Thursday, April 12, 2012
By Richard Firsten
Retired ESOL Teacher, Teacher-Trainer, Columnist, Author
All during our years of education and career training, one of the most important lessons driven home was that we need to stay focused, we need to keep our attention on what we’re doing, and we need to make sure not to get distracted. Nobody would disagree with any of this, right? Well, sometimes it’s not so easy to keep our eyes on that prize when it comes to testing.
One area where this became obvious to me in my early years of teaching ESOL was in testing listening comprehension. I realized that the tests I was given to use, created at various US universities and sold to schools like the ones I taught at, weren’t exclusively testing what they were supposed to be testing. Those tests almost always ended up inadvertently testing reading comprehension along with listening comprehension. Was that fair to my students? Not at all! If I want to test reading comp., I’ll test reading comp. But if I want to test listening comp., well, I shouldn’t be making my students read three or four sentences quickly and decide which written item reflects something they’ve just heard. I’m sure you see my point. For example . . .
The students hear: “There are quite a few students who have won scholarships this year.”
Then they quickly have to read the following and choose which sentence reflects what they’ve just heard:
- Many students won scholarships this year.
- Few students won scholarships this year.
- A relatively large number of students won scholarships this year.
- A few students got one scholarship this year.
The correct answer is 3, but it’s obvious that it wasn’t just listening comprehension that’s been tested; reading comprehension has been tested as well – and that’s just not fair.
So how do we overcome this problem of inadvertently testing reading when we really just want to test listening? It’s actually quite a challenge to accomplish because we need to rely on visuals, not reading, to avoid the problem.

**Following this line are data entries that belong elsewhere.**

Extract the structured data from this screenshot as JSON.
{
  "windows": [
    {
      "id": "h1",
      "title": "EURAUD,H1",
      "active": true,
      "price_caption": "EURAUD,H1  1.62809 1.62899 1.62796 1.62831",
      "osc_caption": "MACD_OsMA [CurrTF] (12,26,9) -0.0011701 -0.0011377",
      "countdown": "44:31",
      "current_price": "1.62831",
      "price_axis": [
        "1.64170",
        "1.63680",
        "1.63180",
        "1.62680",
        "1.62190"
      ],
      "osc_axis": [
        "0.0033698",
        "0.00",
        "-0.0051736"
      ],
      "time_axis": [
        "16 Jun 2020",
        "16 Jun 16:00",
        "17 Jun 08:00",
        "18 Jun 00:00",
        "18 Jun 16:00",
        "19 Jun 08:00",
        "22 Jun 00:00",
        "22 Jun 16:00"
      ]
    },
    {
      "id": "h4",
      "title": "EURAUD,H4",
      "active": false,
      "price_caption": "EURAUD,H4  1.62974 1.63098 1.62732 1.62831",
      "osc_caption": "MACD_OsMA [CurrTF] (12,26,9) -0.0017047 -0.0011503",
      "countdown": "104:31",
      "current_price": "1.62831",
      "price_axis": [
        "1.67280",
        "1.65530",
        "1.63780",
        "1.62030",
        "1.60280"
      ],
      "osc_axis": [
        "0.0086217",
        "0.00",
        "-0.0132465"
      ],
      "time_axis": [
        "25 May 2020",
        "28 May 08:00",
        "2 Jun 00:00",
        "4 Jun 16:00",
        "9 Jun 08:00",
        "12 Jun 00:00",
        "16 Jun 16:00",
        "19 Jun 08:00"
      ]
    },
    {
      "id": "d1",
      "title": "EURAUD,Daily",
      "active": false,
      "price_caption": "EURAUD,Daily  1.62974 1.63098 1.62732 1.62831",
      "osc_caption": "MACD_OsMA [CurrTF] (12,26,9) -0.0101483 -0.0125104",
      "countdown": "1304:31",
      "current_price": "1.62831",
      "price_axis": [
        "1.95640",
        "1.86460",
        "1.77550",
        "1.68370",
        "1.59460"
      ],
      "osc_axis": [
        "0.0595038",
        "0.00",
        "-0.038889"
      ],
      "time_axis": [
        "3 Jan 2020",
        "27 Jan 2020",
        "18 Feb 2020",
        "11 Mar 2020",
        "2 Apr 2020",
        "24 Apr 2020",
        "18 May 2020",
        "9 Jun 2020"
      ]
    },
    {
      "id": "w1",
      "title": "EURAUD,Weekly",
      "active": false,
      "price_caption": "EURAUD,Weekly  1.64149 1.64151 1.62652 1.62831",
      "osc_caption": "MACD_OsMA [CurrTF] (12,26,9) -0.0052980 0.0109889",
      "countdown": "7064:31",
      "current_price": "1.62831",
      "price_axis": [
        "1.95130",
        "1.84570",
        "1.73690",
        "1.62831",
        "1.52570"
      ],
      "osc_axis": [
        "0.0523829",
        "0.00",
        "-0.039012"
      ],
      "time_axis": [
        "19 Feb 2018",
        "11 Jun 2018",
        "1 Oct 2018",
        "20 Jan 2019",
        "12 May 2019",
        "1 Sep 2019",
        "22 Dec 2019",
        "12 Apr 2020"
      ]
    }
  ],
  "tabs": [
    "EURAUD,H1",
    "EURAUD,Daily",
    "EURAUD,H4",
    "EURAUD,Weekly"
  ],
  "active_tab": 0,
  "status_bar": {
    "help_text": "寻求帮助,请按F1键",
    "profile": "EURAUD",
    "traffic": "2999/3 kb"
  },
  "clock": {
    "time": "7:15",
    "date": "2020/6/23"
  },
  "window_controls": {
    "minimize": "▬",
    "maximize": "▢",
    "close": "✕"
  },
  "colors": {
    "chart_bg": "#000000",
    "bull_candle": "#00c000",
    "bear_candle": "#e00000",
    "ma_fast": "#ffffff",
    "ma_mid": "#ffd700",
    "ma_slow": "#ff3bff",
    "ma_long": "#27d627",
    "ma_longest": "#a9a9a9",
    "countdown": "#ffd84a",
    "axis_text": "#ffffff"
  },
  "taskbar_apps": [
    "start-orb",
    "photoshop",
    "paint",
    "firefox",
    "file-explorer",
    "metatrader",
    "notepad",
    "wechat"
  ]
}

We need to come up with drawings, photos, and other kinds of graphic material that will reflect and not reflect each item that the students have heard. Here’s an example of what I mean.
The students hear the sentence and then look at the two pictures. They decide which one reflects accurately what they’ve just heard and that’s how they choose their answer. No need to inadvertently test reading comprehension, right?
Here are six more examples that I’d like to share with you.
So if you do test listening comprehension, do your best to find test items that will not accidentally test reading as well. True, sometimes a small amount of reading can’t be avoided, such as in the “How much does it cost?” example above, but I know you understand my point, and I hope you’ll be able to give your students fair listening comprehension tests if you decide to test them on this skill.
One other thing to keep in mind is the complexities of grading your students’ work in a writing class. How do you decide beforehand on how you’ll grade their work? Do you base your grading solely on their skill with the writing form you’ve just taught, e.g., a business letter or a basic composition, or do you grade them at the same time on the mechanics, such as punctuation and capitalization? And what about their grammar? Is it appropriate to judge them on their grammar in a writing class that focuses on forms of writing? Not such easy questions to answer, are they?
Well, I hope I’ve given you some food for thought. Let’s keep our eyes on the testing prize.